Der Verkehrscomputer im Film kann sogar Andertons Auto fernsteuern, als der auf die Fahndungsliste gerät. Preis dieser lückenlosen Kontrolle und absoluten Sicherheit: Der Einzelne besitzt keine Privatsphäre mehr. Pausenlos scannen Kameras seine Augen und stellen so die Identität fest und gleichzeitig den Aufenthaltsort.
Elektronische Iris-Erkennung existiert bereits seit einigen Jahren. Bei so genannten biometrischen Verfahren nimmt man unveränderliche Merkmale von Personen auf - Fingerabdruck, Stimme oder eben die Iris - und vergleicht sie mit einer gespeicherten Datenbasis. Stand der Dinge: Eine Person, deren Iris überprüft wird, muss still und nahe an der Linse stehen. Hochauflösende Kameras, die Individuen aus einer Menschenmenge heraus identifizieren, sind jedoch laut Biometrie-Experte Henning Arendt in zehn bis 20 Jahren durchaus denkbar. Pilotprojekte existieren bereits: Am Amsterdamer Flughafen können sich Frequent Traveller untersuchen lassen, in Bayern werden der Flughafen Nürnberg und der Grenzübergang Waidhaus nach Tschechien beäugt. Die relativ teure Iris-Biometrie ist nicht fehlerfrei: Schon mit Fotos kann man die maschinellen Überwacher austricksen.
Wie ein feuchter Traum aus der Hochphase des Internet-Hypes mutet der Werbeterror im Film an. Betritt Anderton einen Klamottenladen, fragt ihn der virtuelle Verkäufer sofort, wie er mit dem Dreierpack T-Shirts zufrieden war. Auch auf der Straße erkennen ihn animierte Plakate an seinen Augen und sprechen ihn direkt an: »Jetzt ein Guinness - wär das nicht was?« Zumindest das Prinzip der personalisierten Werbung könnte schon im nächsten Jahr mit den klugen UMTS-Handys auf uns zukommen - Videoclips könnten ungefragt auf dem Display losplärren.
Genauso kontraproduktiv, weil nervtötend, könnte die interaktive, sich ständig aktualisierende Zeitung sein, die U-Bahn-Fahrer in »Minority Report« lesen. Wo eben noch der Aufmacher zu sehen war, erscheint plötzlich der Steckbrief von Anderton. Wie würde wohl der »Bild«-Leser reagieren, der gerade die nackte Titelmaus begutachtet und plötzlich Osama bin Laden erblickt?
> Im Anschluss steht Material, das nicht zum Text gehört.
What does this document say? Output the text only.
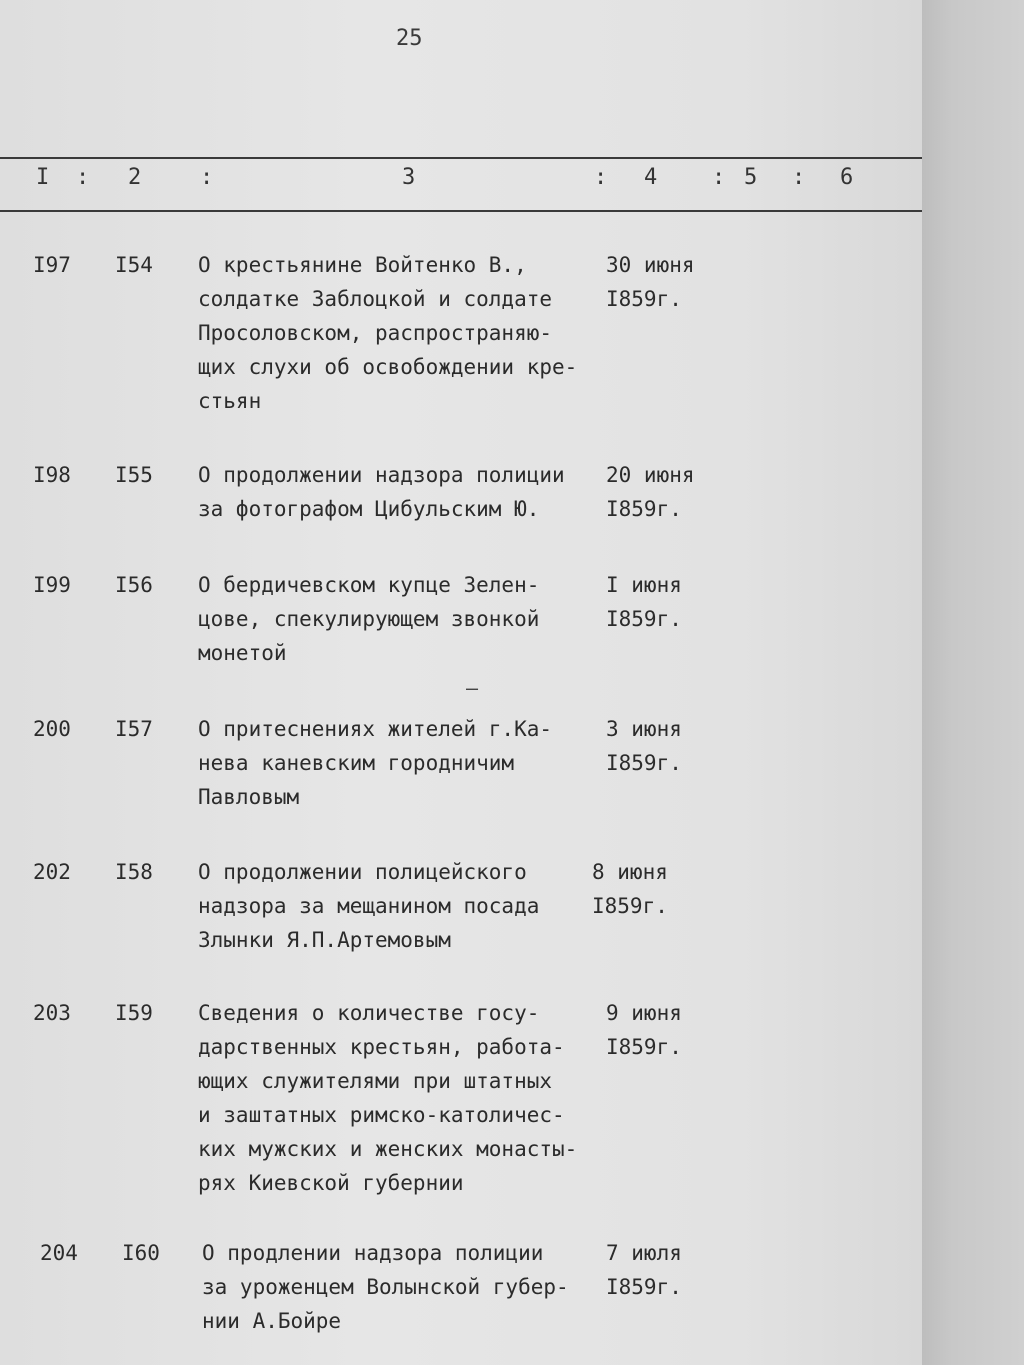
25
I : 2	:	3	: 4 : 5 : 6
I97	I54	О крестьянине Войтенко В.,
солдатке Заблоцкой и солдате
Просоловском, распространяю-
щих слухи об освобождении кре-
стьян
30 июня
I859г.
I98	I55	О продолжении надзора полиции
за фотографом Цибульским Ю.
20 июня
I859г.
I99	I56	О бердичевском купце Зелен-
цове, спекулирующем звонкой
монетой
I июня
I859г.
–
200	I57	О притеснениях жителей г.Ка-
нева каневским городничим
Павловым
3 июня
I859г.
202	I58	О продолжении полицейского
надзора за мещанином посада
Злынки Я.П.Артемовым
8 июня
I859г.
203	I59	Сведения о количестве госу-
дарственных крестьян, работа-
ющих служителями при штатных
и заштатных римско-католичес-
ких мужских и женских монасты-
рях Киевской губернии
9 июня
I859г.
204	I60	О продлении надзора полиции
за уроженцем Волынской губер-
нии А.Бойре
7 июля
I859г.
Tröstlich bleibt am Ende, dass auch in der Welt von »Minority Report« das System fehlbar ist. Wegen des größten anzunehmenden Sicherheitsrisikos: des Menschen. Im Film vergisst ein Sicherheitsmitarbeiter die Daten des geflohenen Anderton zu löschen, sodass dieser fast problemlos an seine alte Arbeitsstelle kommt.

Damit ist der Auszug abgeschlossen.